Ultimately, the group was able to develop a type of cell that has the capability of reaching the site of inflammation to suppress the disease.
As one of the first successful studies to target a disease site with biological drugs, biopharmaceutical companies are paying close attention to the work of Levy and his colleagues. Although biological drugs can be highly effective alternatives to regular pharmeceuticals, Levy said they still pose challenges for use. The lifespan of the cells, the ability to target the correct area of the body and finding the correct drug to treat the correct patient are just a few of the potential issues that physicians and researchers face.
Aside from these impending complications, the study proved that clinical applications may be possible.
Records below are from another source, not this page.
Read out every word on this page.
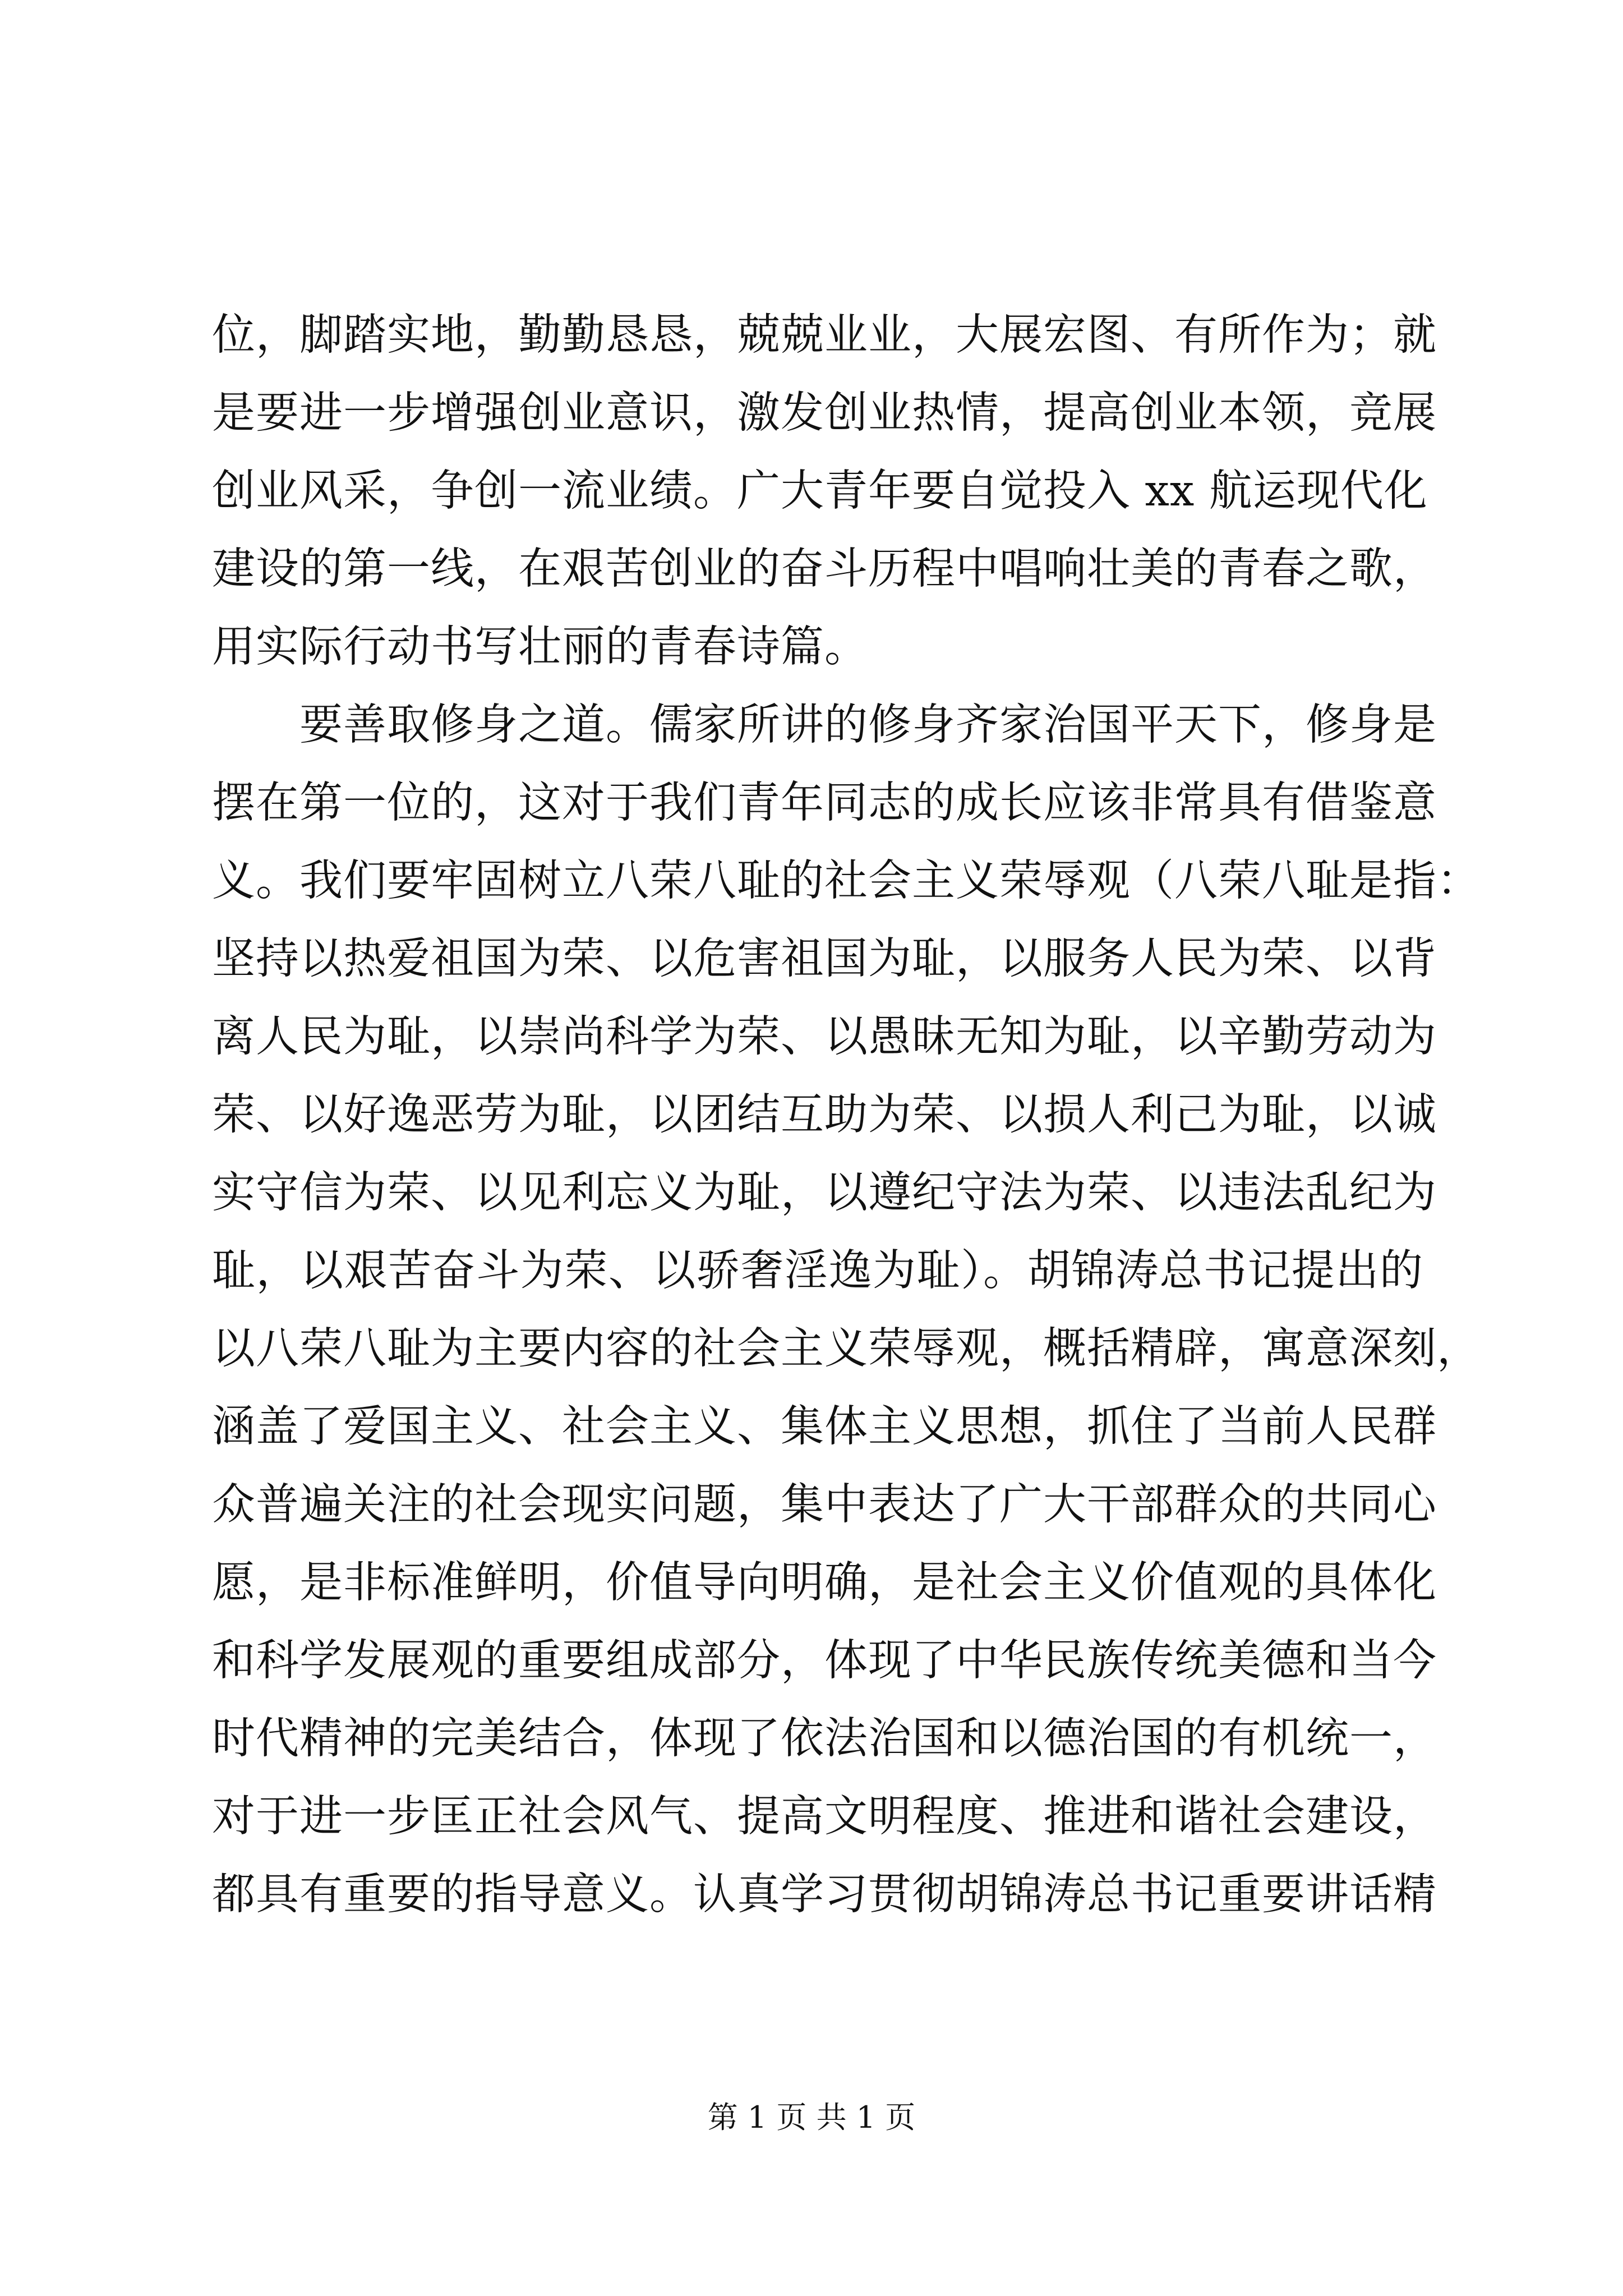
位，脚踏实地，勤勤恳恳，兢兢业业，大展宏图、有所作为；就
是要进一步增强创业意识，激发创业热情，提高创业本领，竞展
创业风采，争创一流业绩。广大青年要自觉投入 xx 航运现代化
建设的第一线，在艰苦创业的奋斗历程中唱响壮美的青春之歌，
用实际行动书写壮丽的青春诗篇。
　　要善取修身之道。儒家所讲的修身齐家治国平天下，修身是
摆在第一位的，这对于我们青年同志的成长应该非常具有借鉴意
义。我们要牢固树立八荣八耻的社会主义荣辱观（八荣八耻是指：
坚持以热爱祖国为荣、以危害祖国为耻，以服务人民为荣、以背
离人民为耻，以崇尚科学为荣、以愚昧无知为耻，以辛勤劳动为
荣、以好逸恶劳为耻，以团结互助为荣、以损人利己为耻，以诚
实守信为荣、以见利忘义为耻，以遵纪守法为荣、以违法乱纪为
耻，以艰苦奋斗为荣、以骄奢淫逸为耻）。胡锦涛总书记提出的
以八荣八耻为主要内容的社会主义荣辱观，概括精辟，寓意深刻，
涵盖了爱国主义、社会主义、集体主义思想，抓住了当前人民群
众普遍关注的社会现实问题，集中表达了广大干部群众的共同心
愿，是非标准鲜明，价值导向明确，是社会主义价值观的具体化
和科学发展观的重要组成部分，体现了中华民族传统美德和当今
时代精神的完美结合，体现了依法治国和以德治国的有机统一，
对于进一步匡正社会风气、提高文明程度、推进和谐社会建设，
都具有重要的指导意义。认真学习贯彻胡锦涛总书记重要讲话精
第 1 页 共 1 页
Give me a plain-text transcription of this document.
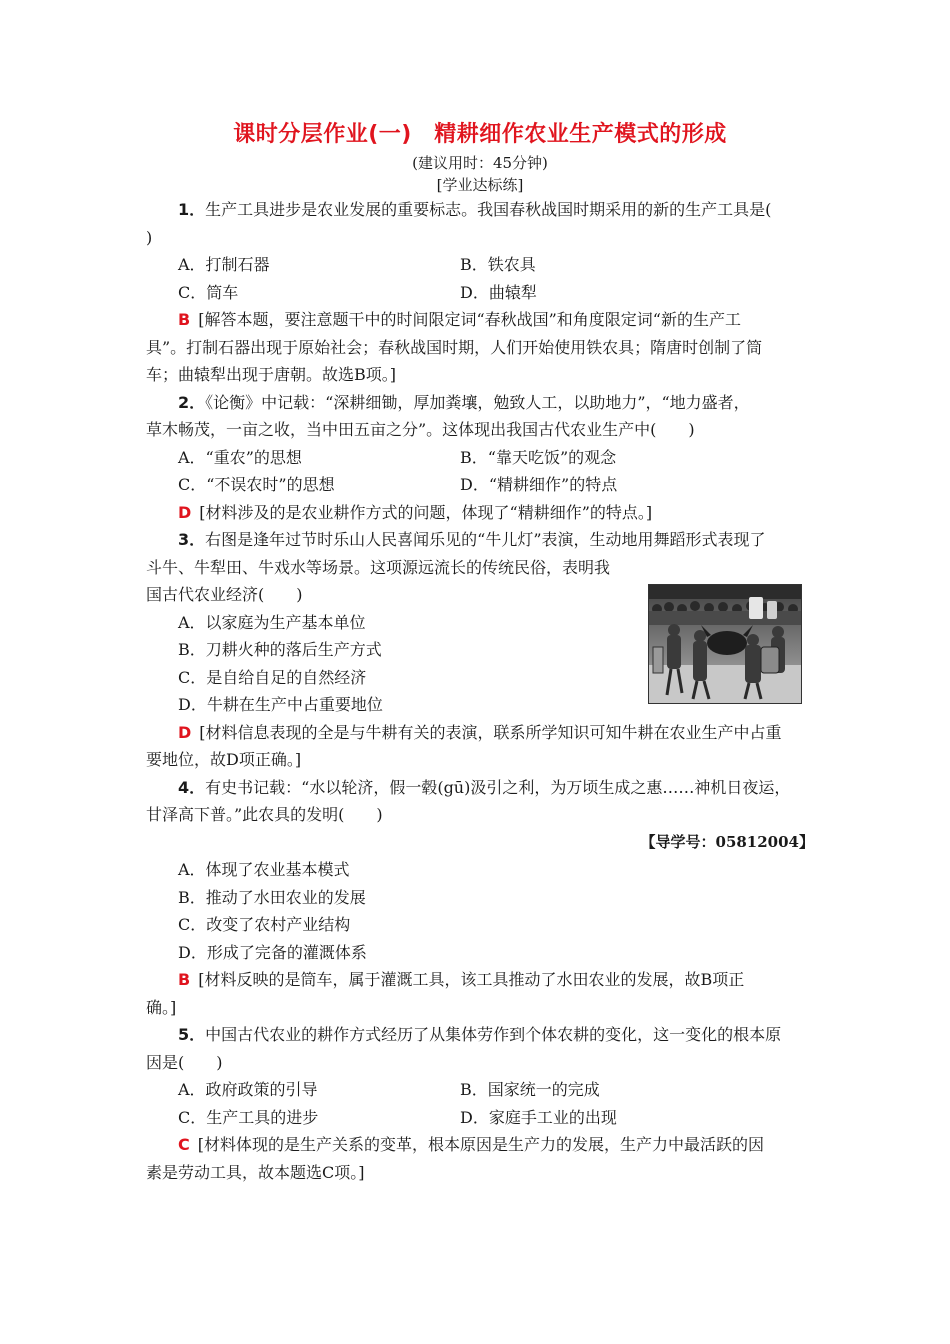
课时分层作业(一)　精耕细作农业生产模式的形成
(建议用时：45分钟)
[学业达标练]
1．生产工具进步是农业发展的重要标志。我国春秋战国时期采用的新的生产工具是(
)
A．打制石器	B．铁农具
C．筒车	D．曲辕犁
B [解答本题，要注意题干中的时间限定词“春秋战国”和角度限定词“新的生产工
具”。打制石器出现于原始社会；春秋战国时期，人们开始使用铁农具；隋唐时创制了筒
车；曲辕犁出现于唐朝。故选B项。]
2．《论衡》中记载：“深耕细锄，厚加粪壤，勉致人工，以助地力”，“地力盛者，
草木畅茂，一亩之收，当中田五亩之分”。这体现出我国古代农业生产中(　　)
A．“重农”的思想	B．“靠天吃饭”的观念
C．“不误农时”的思想	D．“精耕细作”的特点
D [材料涉及的是农业耕作方式的问题，体现了“精耕细作”的特点。]
3．右图是逢年过节时乐山人民喜闻乐见的“牛儿灯”表演，生动地用舞蹈形式表现了
斗牛、牛犁田、牛戏水等场景。这项源远流长的传统民俗，表明我
国古代农业经济(　　)
A．以家庭为生产基本单位
B．刀耕火种的落后生产方式
C．是自给自足的自然经济
D．牛耕在生产中占重要地位
D [材料信息表现的全是与牛耕有关的表演，联系所学知识可知牛耕在农业生产中占重
要地位，故D项正确。]
4．有史书记载：“水以轮济，假一毂(gū)汲引之利，为万顷生成之惠……神机日夜运，
甘泽高下普。”此农具的发明(　　)
【导学号：05812004】
A．体现了农业基本模式
B．推动了水田农业的发展
C．改变了农村产业结构
D．形成了完备的灌溉体系
B [材料反映的是筒车，属于灌溉工具，该工具推动了水田农业的发展，故B项正
确。]
5．中国古代农业的耕作方式经历了从集体劳作到个体农耕的变化，这一变化的根本原
因是(　　)
A．政府政策的引导	B．国家统一的完成
C．生产工具的进步	D．家庭手工业的出现
C [材料体现的是生产关系的变革，根本原因是生产力的发展，生产力中最活跃的因
素是劳动工具，故本题选C项。]
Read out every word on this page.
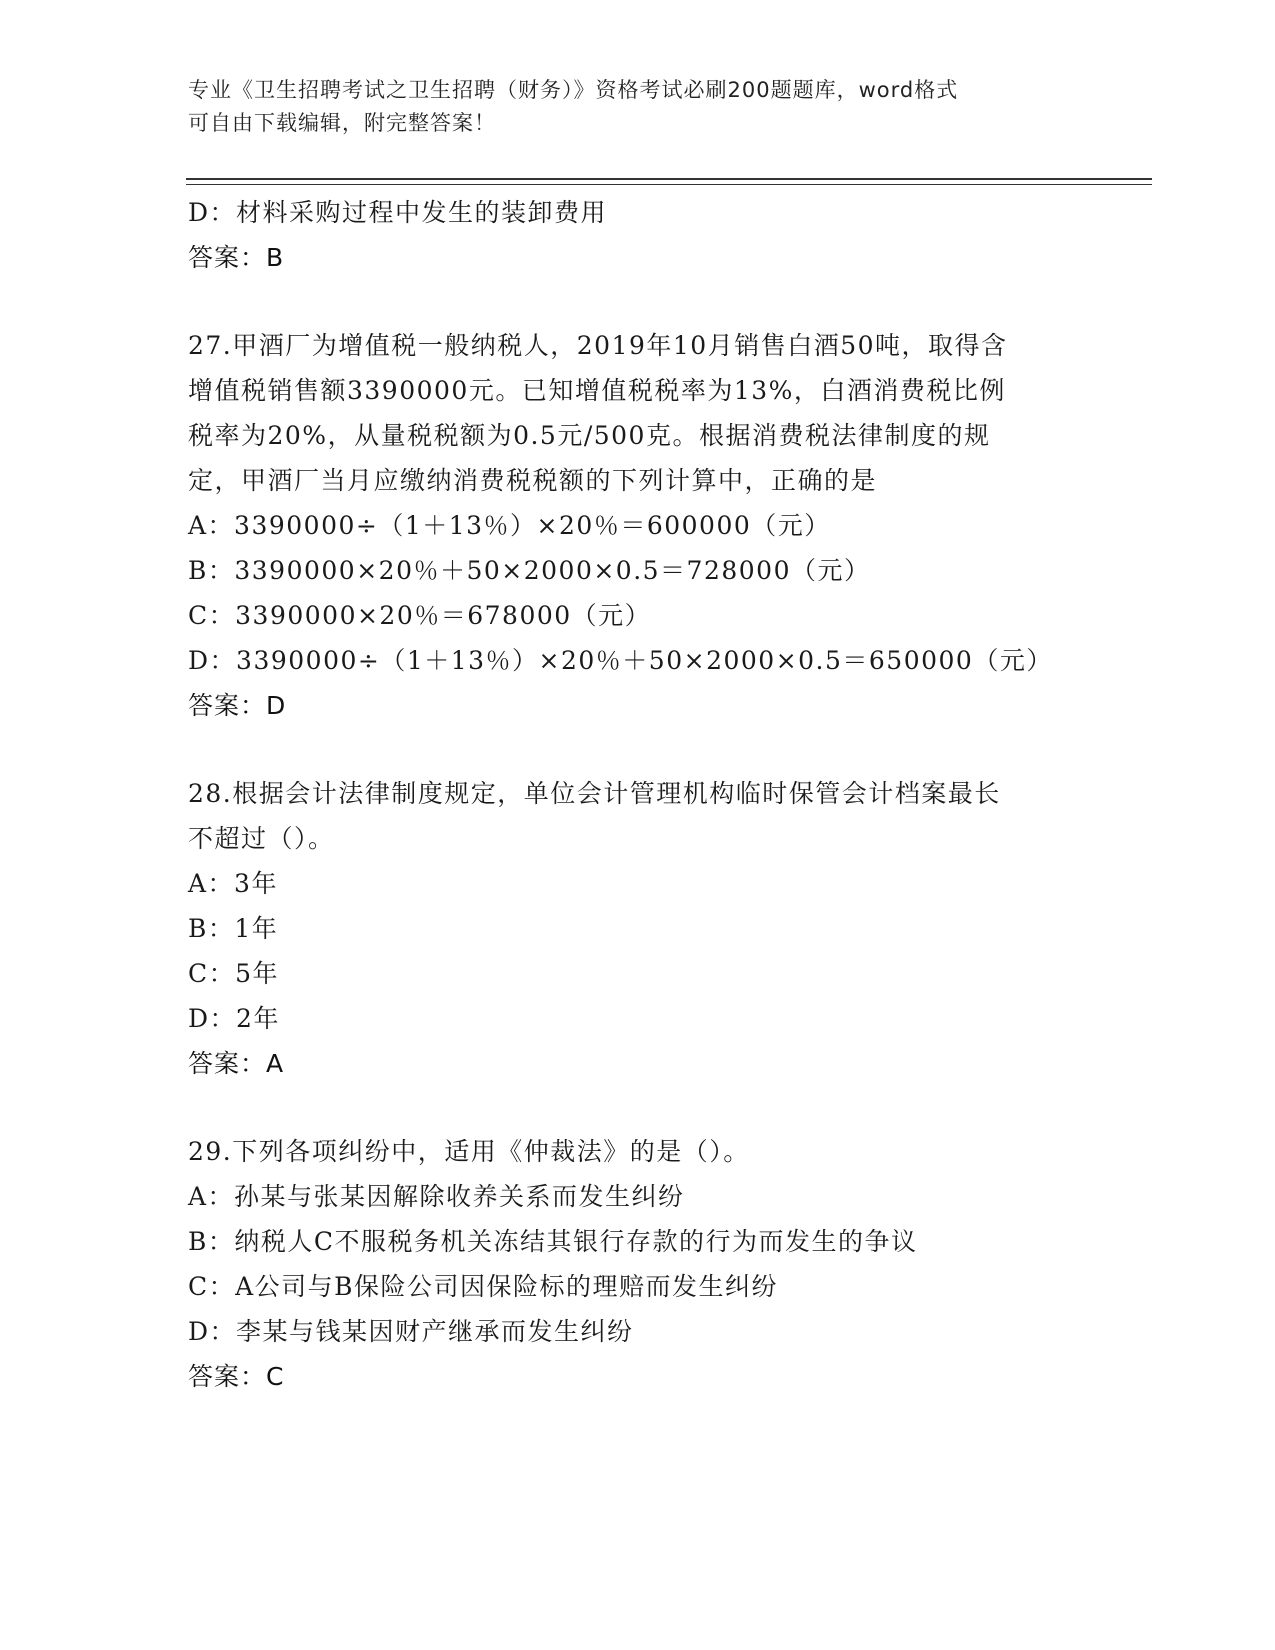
专业《卫生招聘考试之卫生招聘（财务）》资格考试必刷200题题库，word格式
可自由下载编辑，附完整答案！
D：材料采购过程中发生的装卸费用
答案：B
27.甲酒厂为增值税一般纳税人，2019年10月销售白酒50吨，取得含
增值税销售额3390000元。已知增值税税率为13%，白酒消费税比例
税率为20%，从量税税额为0.5元/500克。根据消费税法律制度的规
定，甲酒厂当月应缴纳消费税税额的下列计算中，正确的是
A：3390000÷（1＋13％）×20％＝600000（元）
B：3390000×20％＋50×2000×0.5＝728000（元）
C：3390000×20％＝678000（元）
D：3390000÷（1＋13％）×20％＋50×2000×0.5＝650000（元）
答案：D
28.根据会计法律制度规定，单位会计管理机构临时保管会计档案最长
不超过（）。
A：3年
B：1年
C：5年
D：2年
答案：A
29.下列各项纠纷中，适用《仲裁法》的是（）。
A：孙某与张某因解除收养关系而发生纠纷
B：纳税人C不服税务机关冻结其银行存款的行为而发生的争议
C：A公司与B保险公司因保险标的理赔而发生纠纷
D：李某与钱某因财产继承而发生纠纷
答案：C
“If you think about biological therapeutic drugs, they’re a huge part of medicine, but there’s still challenges,” Levy said. “It’s hard to target them where you want them to act.”
Though this study looked at a simple local inflammation model in the ear of a mouse, the group was able to target the specific site of inflammation, which they said will have larger implications in the medical field.
Levy said the research group hopes to develop a clinically relevant model in the future. However, he noted the research “has a lot of potential happening in the next few years to come, but it’s still early.”
The future of these ‘drug factories’
Chronic inflammation can lead to diseases such as atherosclerosis, arthritis and even some cancers. The research the group garnered can potentially treat, and perhaps one day eliminate, some of these diseases.
“I’m interested in seeing how this research develops and becomes incorporated into our methods of treating inflammation,” Cassum said. “Stem cell treatment could be the future of drug therapy.”
After testing the ability of the cells to make their way to the site of inflammation, their methods were successful.
“We were able to get cells where we wanted them to go and we could make cells secrete high levels at the site,” Levy said. “Many tragic diseases are inflammatory and we could help those.”
Queena Liang, a senior in SAR, said she believes this development could potentially aid in the treatment of disease and tragic accidents.
“It will be useful in hospitals with patients who have large-scale inflammation and trauma issues,” she said. “Your body’s defense mechanism when you get into a car crash is to respond with inflammation, so maybe this could help patients in that situation.”
Although the steps toward treating larger-scale diseases with this therapy will only come with time and additional progress in the lab, Levy said he and his colleagues are optimistic about the research’s future.
“We’re interested to explore the platform nature of this approach and see what potential limitations it may have or how far we can actually push it,” Zhao said in a public statement.
Levy is building his research off of other scientific cell studies and progress in the science field as well.
“We’re harvesting the knowledge that we already have to hopefully modify cells to go to any relevant organ that needs treating,” Levy said. “We see a lot of progress for autoimmune diseases and other inflammatory diseases.”
Julia Brandeis, a senior in SAR said, “It’s great that there’s advancements in medicine, and hopefully this will be beneficial for the search to cure diseases that many people suffer from.”
Though there is still a lot to come from stem cell research, Levy and his group have made progress and headway in the race for an efficient treatment.
“We’ll keep on trying and keep on optimizing the process until we get a maximal response,” he says. “We’ll keep an open mind until we solve it.”